Sukabumi | Matanusa.net — Kepala Dinas Pekerjaan Umum (DPU) Kabupaten Sukabumi, Drs. Dede Rukaya, MM, mendorong perusahaan-perusahaan di Kabupaten Sukabumi untuk memanfaatkan program Tanggung Jawab Sosial Perusahaan (TJSPKBL/CSR) guna membantu pembangunan infrastruktur yang bermanfaat langsung bagi masyarakat. Hal itu ia sampaikan saat menghadiri Rapat Koordinasi Forum TJSPKBL/CSR Kabupaten Sukabumi Tahun 2025 di PT Amerta Indah Otsuka, Kecamatan Cicurug, Kabupaten Sukabumi, pada Senin (7/7/2025).
Rakor yang juga dihadiri Bupati Sukabumi H. Asep Japar, anggota DPRD, pimpinan perusahaan, Forkopimda, kepala perangkat daerah, dan undangan lainnya ini menjadi ajang strategis untuk menyelaraskan program CSR dengan prioritas pembangunan daerah.
Drs. Dede Rukaya menjelaskan, sektor infrastruktur merupakan salah satu kebutuhan utama masyarakat, sekaligus faktor penting dalam mendukung pertumbuhan ekonomi daerah. Oleh karena itu, peran dunia usaha sangat diharapkan untuk membantu pemerintah dalam penyediaan dan perbaikan sarana prasarana publik melalui program CSR.
“Kami berharap para perusahaan ikut berpartisipasi membangun infrastruktur dasar seperti jalan lingkungan, jembatan kecil, saluran drainase, dan fasilitas umum lain di sekitar lokasi usaha mereka. Program-program seperti ini sangat dirasakan langsung manfaatnya oleh masyarakat,” jelas Dede.

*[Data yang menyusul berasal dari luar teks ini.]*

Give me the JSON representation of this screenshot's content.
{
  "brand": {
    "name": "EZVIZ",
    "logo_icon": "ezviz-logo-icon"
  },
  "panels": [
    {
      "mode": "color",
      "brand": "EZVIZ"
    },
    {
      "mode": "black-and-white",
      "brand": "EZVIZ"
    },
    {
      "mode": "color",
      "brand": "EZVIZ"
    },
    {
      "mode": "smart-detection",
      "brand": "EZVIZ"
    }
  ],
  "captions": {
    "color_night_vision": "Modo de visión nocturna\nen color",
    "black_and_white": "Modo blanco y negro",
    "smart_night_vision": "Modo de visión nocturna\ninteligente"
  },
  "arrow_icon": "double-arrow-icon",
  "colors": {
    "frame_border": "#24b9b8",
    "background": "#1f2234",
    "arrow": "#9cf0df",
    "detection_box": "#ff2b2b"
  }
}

Ia juga menyampaikan bahwa DPU siap memfasilitasi perusahaan yang ingin menyusun program CSR di bidang infrastruktur agar sesuai dengan kebutuhan dan rencana pembangunan daerah.

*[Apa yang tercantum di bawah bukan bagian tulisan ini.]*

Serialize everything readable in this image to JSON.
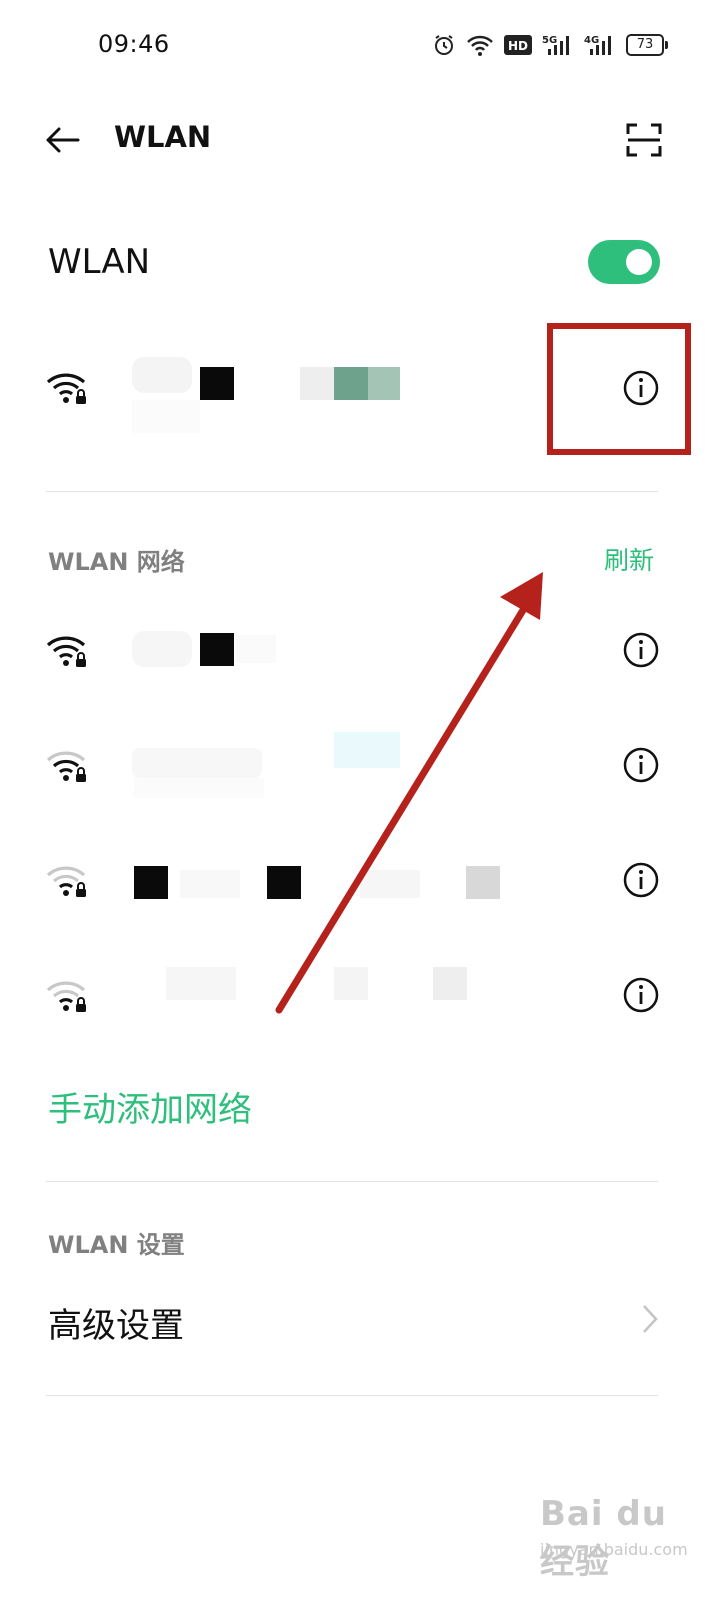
{
  "status_bar": {
    "time": "09:46",
    "hd_label": "HD",
    "net1_label": "5G",
    "net2_label": "4G",
    "battery": "73"
  },
  "header": {
    "title": "WLAN",
    "back_icon": "arrow-left-icon",
    "scan_icon": "scan-qr-icon"
  },
  "wlan_toggle": {
    "label": "WLAN",
    "on": true,
    "color": "#2dbf7b"
  },
  "networks_section": {
    "title": "WLAN 网络",
    "refresh_label": "刷新"
  },
  "add_network_label": "手动添加网络",
  "settings_section": {
    "title": "WLAN 设置",
    "advanced_label": "高级设置"
  },
  "annotation_color": "#b5211b",
  "watermark": {
    "brand": "Bai du 经验",
    "url": "jingyan.baidu.com"
  }
}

“Sinergi dunia usaha dan pemerintah daerah akan mempercepat pembangunan serta meningkatkan kesejahteraan masyarakat. Kami berterima kasih kepada perusahaan yang telah memulai kontribusinya, dan berharap ke depan semakin banyak yang terlibat,” tambahnya.

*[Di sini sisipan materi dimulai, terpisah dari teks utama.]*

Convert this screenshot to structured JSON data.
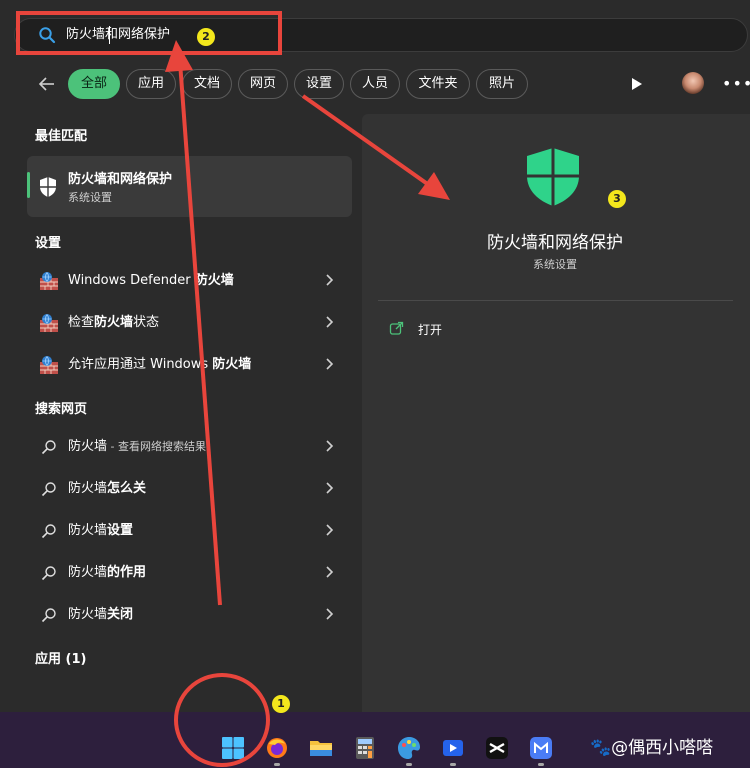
{
  "search": {
    "query": "防火墙和网络保护"
  },
  "annotations": {
    "badge1": "1",
    "badge2": "2",
    "badge3": "3"
  },
  "filters": [
    {
      "label": "全部",
      "active": true
    },
    {
      "label": "应用"
    },
    {
      "label": "文档"
    },
    {
      "label": "网页"
    },
    {
      "label": "设置"
    },
    {
      "label": "人员"
    },
    {
      "label": "文件夹"
    },
    {
      "label": "照片"
    }
  ],
  "sections": {
    "best_match": "最佳匹配",
    "settings": "设置",
    "web": "搜索网页",
    "apps": "应用 (1)"
  },
  "best_match": {
    "title": "防火墙和网络保护",
    "subtitle": "系统设置"
  },
  "settings_items": [
    {
      "label_plain": "Windows Defender ",
      "label_bold": "防火墙"
    },
    {
      "label_plain": "检查",
      "label_bold": "防火墙",
      "label_tail": "状态"
    },
    {
      "label_plain": "允许应用通过 Windows ",
      "label_bold": "防火墙"
    }
  ],
  "web_items": [
    {
      "label_plain": "防火墙",
      "label_tail": " - 查看网络搜索结果"
    },
    {
      "label_plain": "防火墙",
      "label_bold": "怎么关"
    },
    {
      "label_plain": "防火墙",
      "label_bold": "设置"
    },
    {
      "label_plain": "防火墙",
      "label_bold": "的作用"
    },
    {
      "label_plain": "防火墙",
      "label_bold": "关闭"
    }
  ],
  "detail": {
    "title": "防火墙和网络保护",
    "subtitle": "系统设置",
    "open_label": "打开"
  },
  "watermark": "@偶西小嗒嗒",
  "colors": {
    "accent": "#4cc27a",
    "annotation": "#e8453c",
    "badge": "#f3e71c"
  }
}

Seperti diketahui, TJSPKBL/CSR merupakan wujud kepedulian perusahaan terhadap masyarakat dan lingkungan sekitarnya, yang di Kabupaten Sukabumi diarahkan untuk mendukung pembangunan berkelanjutan di berbagai bidang, termasuk infrastruktur.
“Dengan kerja sama yang baik, kami optimistis pembangunan infrastruktur daerah akan lebih optimal dan tepat sasaran,” pungkas Dede.